Os representantes da Agência Nacional de Petróleo, Gás Natural e Biocombustíveis (ANP) divulgaram hoje que vão contactar a Petrobras para exigir imediatamente a disponibilização dos volumes de combustíveis dos leilões de diesel e gasolina A de março deste ano que tinham sido cancelados.
A empresa também precisa fornecer à ANP informações detalhadas sobre as importações planejadas, produtos a serem comercializados, valores de compra e venda, datas de entrega e nome dos navios, e outras informações que aumentem a previsibilidade do setor.
Pausa
Ontem (18), a líder da Petrobras, Magda Chambriard, explicou que a interrupção do leilão de diesel e gasolina está diretamente relacionada à necessidade de reexaminar reservas. O mercado global de petróleo e seus derivados está enfrentando um cenário incerto devido aos conflitos no Oriente Médio.
De acordo com ela, o leilão foi pausado, primeiramente, por causa da obrigação de reavaliar todo o estoque disponível.
“Adiantamos entre 10% e 15% das nossas entregas de combustíveis. Mas as condições não permitiam mais que fizéssemos isso, sob risco de penalizar novamente a sociedade, que a gente procura resguardar das ansiedades e da volatilidade do mercado internacional”, complementou.
A ANP informou que, até agora, não detectou restrições à operação normal ou à disponibilidade de combustíveis no mercado interno, considerando as fontes usuais de abastecimento do país e as importações.
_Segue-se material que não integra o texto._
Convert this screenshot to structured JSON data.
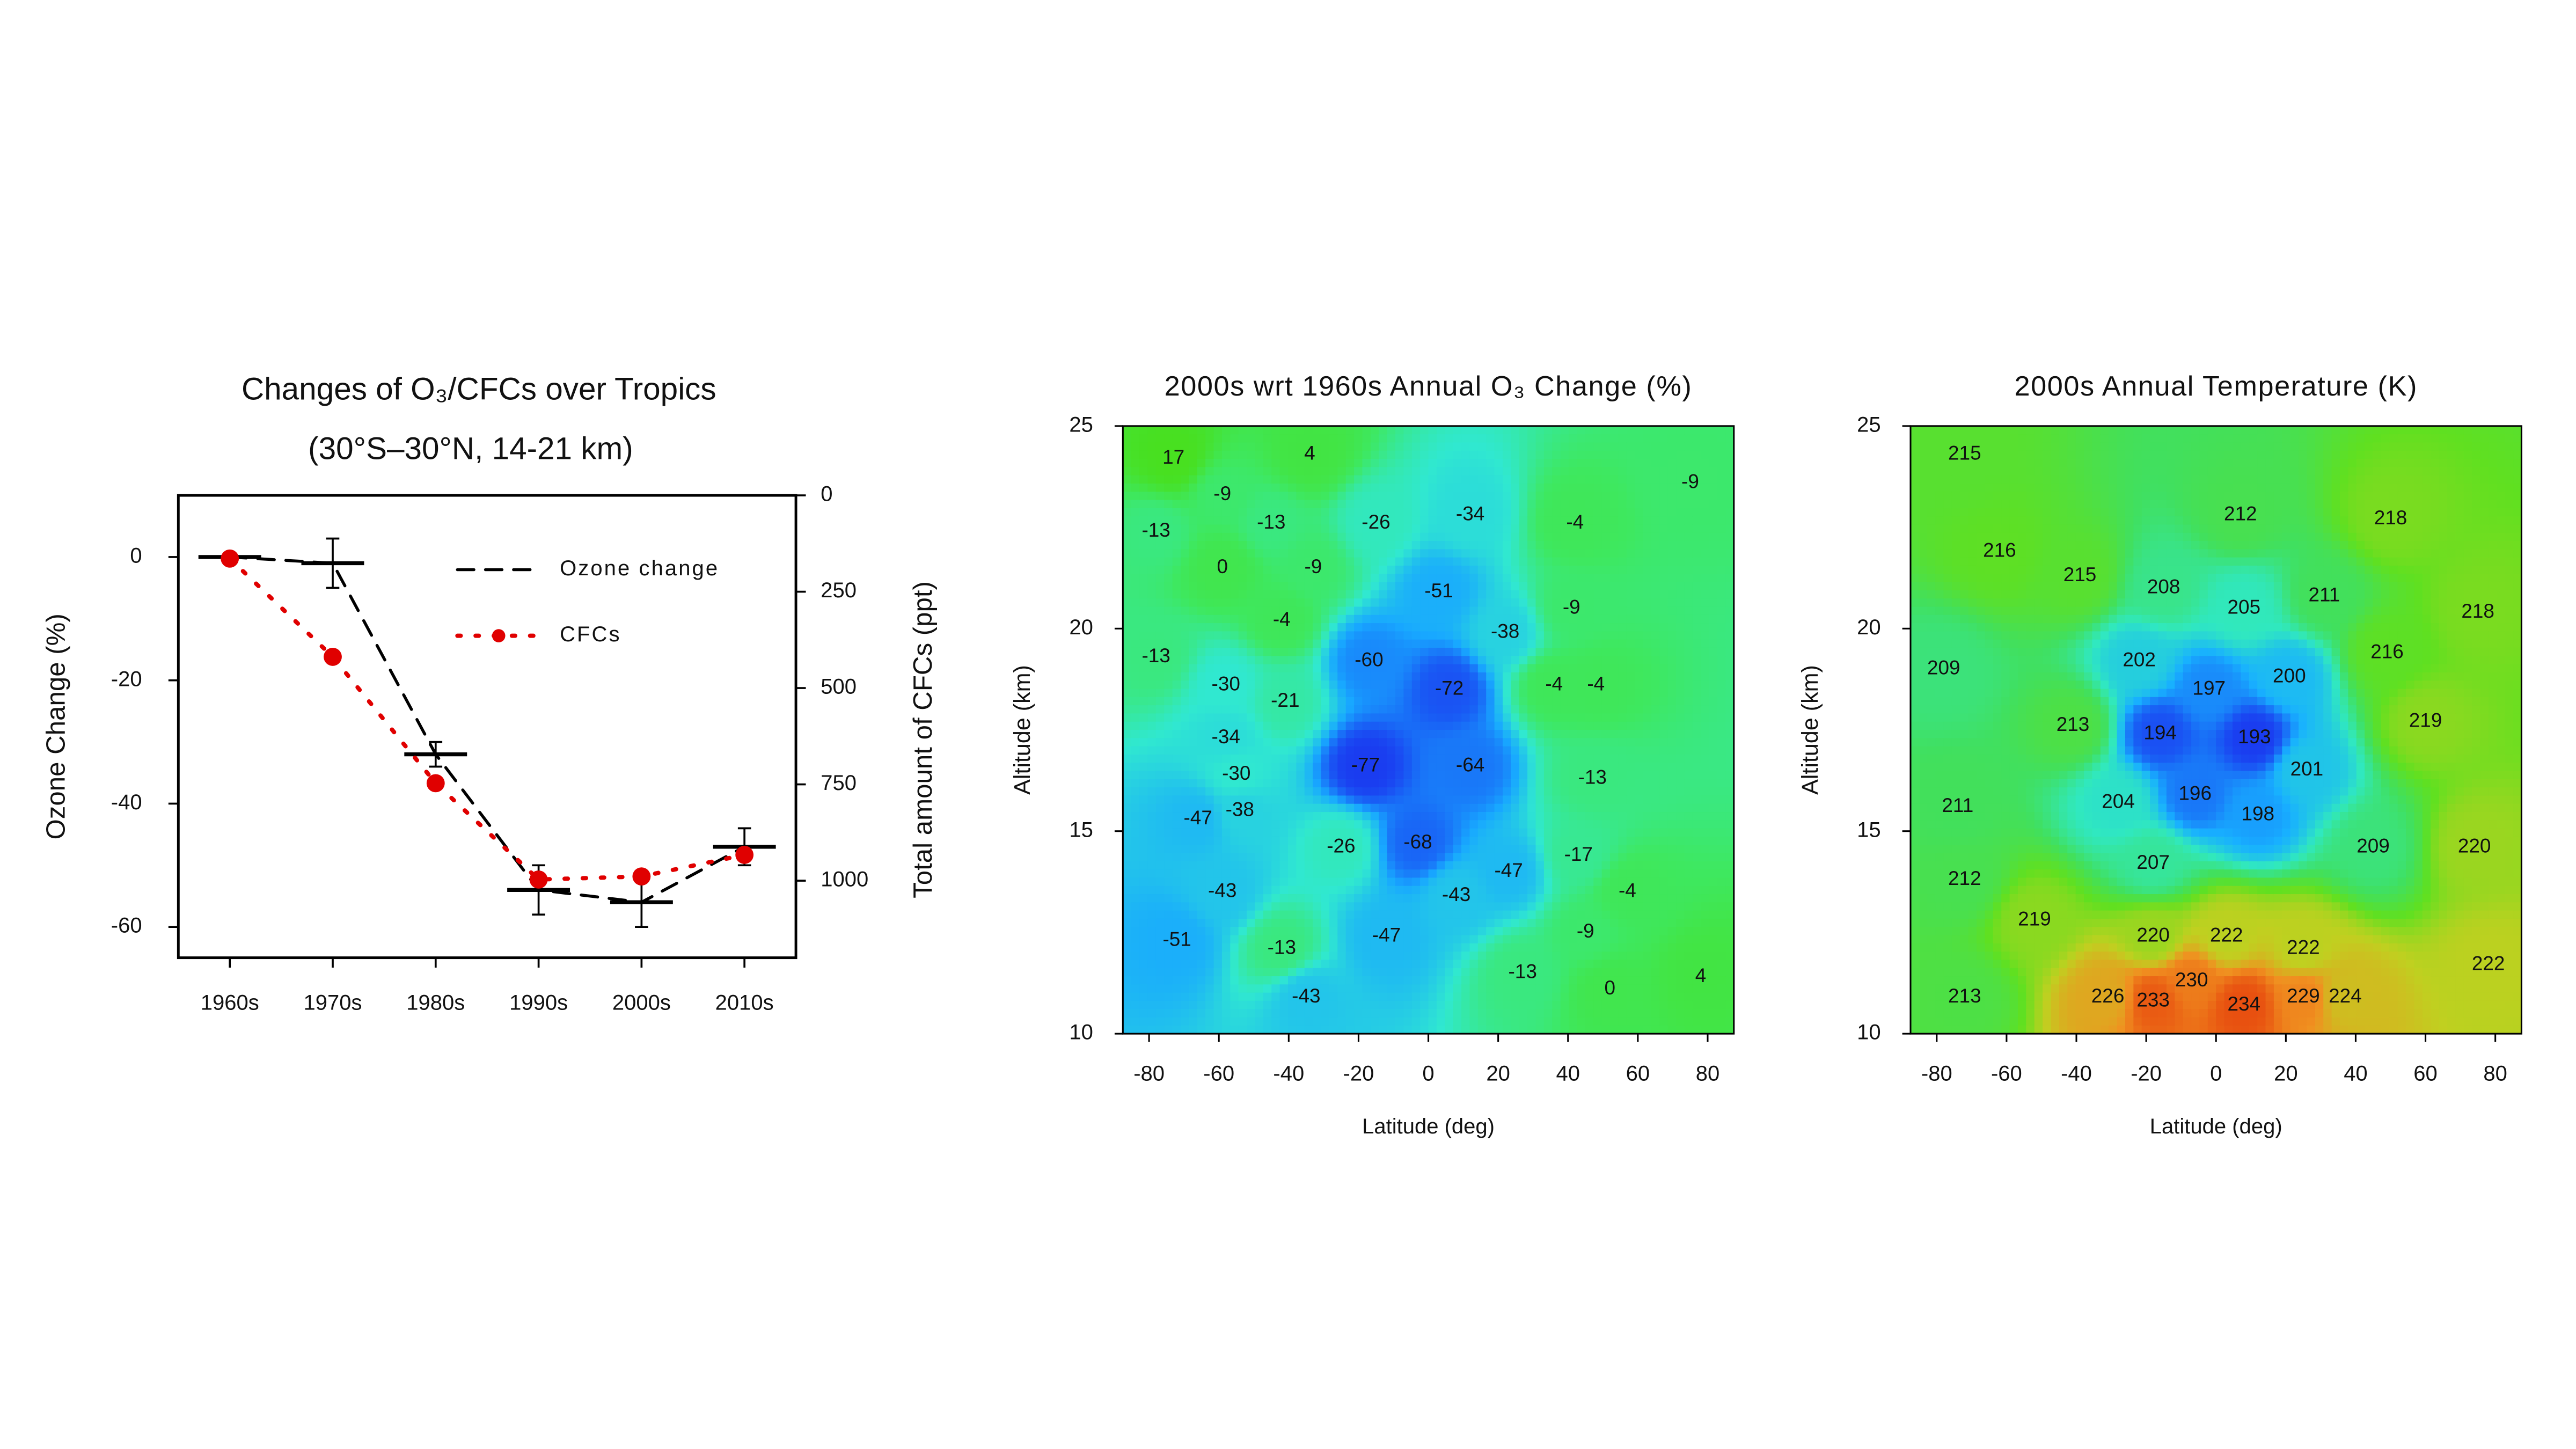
{
  "chart_data": [
    {
      "type": "line",
      "title": "Changes of O₃/CFCs over Tropics",
      "subtitle": "(30°S–30°N, 14-21 km)",
      "y_label": "Ozone Change (%)",
      "y2_label": "Total amount of CFCs (ppt)",
      "categories": [
        "1960s",
        "1970s",
        "1980s",
        "1990s",
        "2000s",
        "2010s"
      ],
      "ylim": [
        -65,
        10
      ],
      "yticks": [
        -60,
        -40,
        -20,
        0
      ],
      "y2lim": [
        1200,
        0
      ],
      "y2ticks": [
        0,
        250,
        500,
        750,
        1000
      ],
      "legend": "upper right",
      "series": [
        {
          "name": "Ozone change",
          "color": "#000000",
          "values": [
            0,
            -1,
            -32,
            -54,
            -56,
            -47
          ],
          "errors": [
            0,
            4,
            2,
            4,
            4,
            3
          ]
        },
        {
          "name": "CFCs",
          "color": "#e00000",
          "axis": "y2",
          "values": [
            164,
            419,
            747,
            997,
            989,
            933
          ]
        }
      ]
    },
    {
      "type": "contour",
      "title": "2000s wrt 1960s Annual O₃ Change (%)",
      "x_label": "Latitude (deg)",
      "y_label": "Altitude (km)",
      "xlim": [
        -87.5,
        87.5
      ],
      "ylim": [
        10,
        25
      ],
      "xticks": [
        -80,
        -60,
        -40,
        -20,
        0,
        20,
        40,
        60,
        80
      ],
      "yticks": [
        10,
        15,
        20,
        25
      ],
      "colormap": [
        "#1a3cf0",
        "#18a8ff",
        "#30e8d0",
        "#3ee860",
        "#48e020"
      ],
      "labels": [
        {
          "value": 17,
          "x": -73,
          "y": 24.2
        },
        {
          "value": 4,
          "x": -34,
          "y": 24.3
        },
        {
          "value": -9,
          "x": -59,
          "y": 23.3
        },
        {
          "value": -13,
          "x": -78,
          "y": 22.4
        },
        {
          "value": -13,
          "x": -45,
          "y": 22.6
        },
        {
          "value": 0,
          "x": -59,
          "y": 21.5
        },
        {
          "value": -9,
          "x": -33,
          "y": 21.5
        },
        {
          "value": -26,
          "x": -15,
          "y": 22.6
        },
        {
          "value": -34,
          "x": 12,
          "y": 22.8
        },
        {
          "value": -4,
          "x": 42,
          "y": 22.6
        },
        {
          "value": -9,
          "x": 75,
          "y": 23.6
        },
        {
          "value": -4,
          "x": -42,
          "y": 20.2
        },
        {
          "value": -51,
          "x": 3,
          "y": 20.9
        },
        {
          "value": -38,
          "x": 22,
          "y": 19.9
        },
        {
          "value": -9,
          "x": 41,
          "y": 20.5
        },
        {
          "value": -13,
          "x": -78,
          "y": 19.3
        },
        {
          "value": -60,
          "x": -17,
          "y": 19.2
        },
        {
          "value": -72,
          "x": 6,
          "y": 18.5
        },
        {
          "value": -4,
          "x": 36,
          "y": 18.6
        },
        {
          "value": -4,
          "x": 48,
          "y": 18.6
        },
        {
          "value": -30,
          "x": -58,
          "y": 18.6
        },
        {
          "value": -21,
          "x": -41,
          "y": 18.2
        },
        {
          "value": -34,
          "x": -58,
          "y": 17.3
        },
        {
          "value": -77,
          "x": -18,
          "y": 16.6
        },
        {
          "value": -64,
          "x": 12,
          "y": 16.6
        },
        {
          "value": -30,
          "x": -55,
          "y": 16.4
        },
        {
          "value": -13,
          "x": 47,
          "y": 16.3
        },
        {
          "value": -47,
          "x": -66,
          "y": 15.3
        },
        {
          "value": -38,
          "x": -54,
          "y": 15.5
        },
        {
          "value": -26,
          "x": -25,
          "y": 14.6
        },
        {
          "value": -68,
          "x": -3,
          "y": 14.7
        },
        {
          "value": -47,
          "x": 23,
          "y": 14.0
        },
        {
          "value": -17,
          "x": 43,
          "y": 14.4
        },
        {
          "value": -43,
          "x": -59,
          "y": 13.5
        },
        {
          "value": -43,
          "x": 8,
          "y": 13.4
        },
        {
          "value": -4,
          "x": 57,
          "y": 13.5
        },
        {
          "value": -51,
          "x": -72,
          "y": 12.3
        },
        {
          "value": -47,
          "x": -12,
          "y": 12.4
        },
        {
          "value": -9,
          "x": 45,
          "y": 12.5
        },
        {
          "value": -13,
          "x": -42,
          "y": 12.1
        },
        {
          "value": -13,
          "x": 27,
          "y": 11.5
        },
        {
          "value": -43,
          "x": -35,
          "y": 10.9
        },
        {
          "value": 0,
          "x": 52,
          "y": 11.1
        },
        {
          "value": 4,
          "x": 78,
          "y": 11.4
        }
      ]
    },
    {
      "type": "contour",
      "title": "2000s Annual Temperature (K)",
      "x_label": "Latitude (deg)",
      "y_label": "Altitude (km)",
      "xlim": [
        -87.5,
        87.5
      ],
      "ylim": [
        10,
        25
      ],
      "xticks": [
        -80,
        -60,
        -40,
        -20,
        0,
        20,
        40,
        60,
        80
      ],
      "yticks": [
        10,
        15,
        20,
        25
      ],
      "colormap": [
        "#1a3cf0",
        "#18b0ff",
        "#30e8c0",
        "#40e060",
        "#60e020",
        "#c0d020",
        "#f09020",
        "#e85010"
      ],
      "labels": [
        {
          "value": 215,
          "x": -72,
          "y": 24.3
        },
        {
          "value": 212,
          "x": 7,
          "y": 22.8
        },
        {
          "value": 218,
          "x": 50,
          "y": 22.7
        },
        {
          "value": 216,
          "x": -62,
          "y": 21.9
        },
        {
          "value": 215,
          "x": -39,
          "y": 21.3
        },
        {
          "value": 208,
          "x": -15,
          "y": 21.0
        },
        {
          "value": 205,
          "x": 8,
          "y": 20.5
        },
        {
          "value": 211,
          "x": 31,
          "y": 20.8
        },
        {
          "value": 218,
          "x": 75,
          "y": 20.4
        },
        {
          "value": 209,
          "x": -78,
          "y": 19.0
        },
        {
          "value": 202,
          "x": -22,
          "y": 19.2
        },
        {
          "value": 197,
          "x": -2,
          "y": 18.5
        },
        {
          "value": 200,
          "x": 21,
          "y": 18.8
        },
        {
          "value": 216,
          "x": 49,
          "y": 19.4
        },
        {
          "value": 213,
          "x": -41,
          "y": 17.6
        },
        {
          "value": 194,
          "x": -16,
          "y": 17.4
        },
        {
          "value": 193,
          "x": 11,
          "y": 17.3
        },
        {
          "value": 219,
          "x": 60,
          "y": 17.7
        },
        {
          "value": 201,
          "x": 26,
          "y": 16.5
        },
        {
          "value": 211,
          "x": -74,
          "y": 15.6
        },
        {
          "value": 204,
          "x": -28,
          "y": 15.7
        },
        {
          "value": 196,
          "x": -6,
          "y": 15.9
        },
        {
          "value": 198,
          "x": 12,
          "y": 15.4
        },
        {
          "value": 209,
          "x": 45,
          "y": 14.6
        },
        {
          "value": 220,
          "x": 74,
          "y": 14.6
        },
        {
          "value": 207,
          "x": -18,
          "y": 14.2
        },
        {
          "value": 212,
          "x": -72,
          "y": 13.8
        },
        {
          "value": 219,
          "x": -52,
          "y": 12.8
        },
        {
          "value": 220,
          "x": -18,
          "y": 12.4
        },
        {
          "value": 222,
          "x": 3,
          "y": 12.4
        },
        {
          "value": 222,
          "x": 25,
          "y": 12.1
        },
        {
          "value": 222,
          "x": 78,
          "y": 11.7
        },
        {
          "value": 213,
          "x": -72,
          "y": 10.9
        },
        {
          "value": 226,
          "x": -31,
          "y": 10.9
        },
        {
          "value": 233,
          "x": -18,
          "y": 10.8
        },
        {
          "value": 230,
          "x": -7,
          "y": 11.3
        },
        {
          "value": 234,
          "x": 8,
          "y": 10.7
        },
        {
          "value": 229,
          "x": 25,
          "y": 10.9
        },
        {
          "value": 224,
          "x": 37,
          "y": 10.9
        }
      ]
    }
  ]
}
“As medidas adotadas têm como propósito, diante do cenário internacional, ampliar o acompanhamento de reservas e importações e prevenir possíveis problemas futuros de abastecimento”, ressaltou a agência reguladora das indústrias de petróleo, gás natural e biocombustíveis.
Ações
A ANP comunicou a prontidão para o abastecimento de combustíveis no Brasil. Assim, os fabricantes, importadores e distribuidores de combustíveis devem enviar à Agência as informações requisitadas sobre reservas e importações, até que seja encerrada a medida. Esse mecanismo possibilita a monitorização dinâmica do suprimento, auxiliando em ações preventivas possíveis.
As empresas notificadas devem fornecer dados e informações sobre reservas e movimentações, para gasolina A, óleo diesel A S10 e óleo diesel A S500, de acordo com os critérios estabelecidos pela ANP.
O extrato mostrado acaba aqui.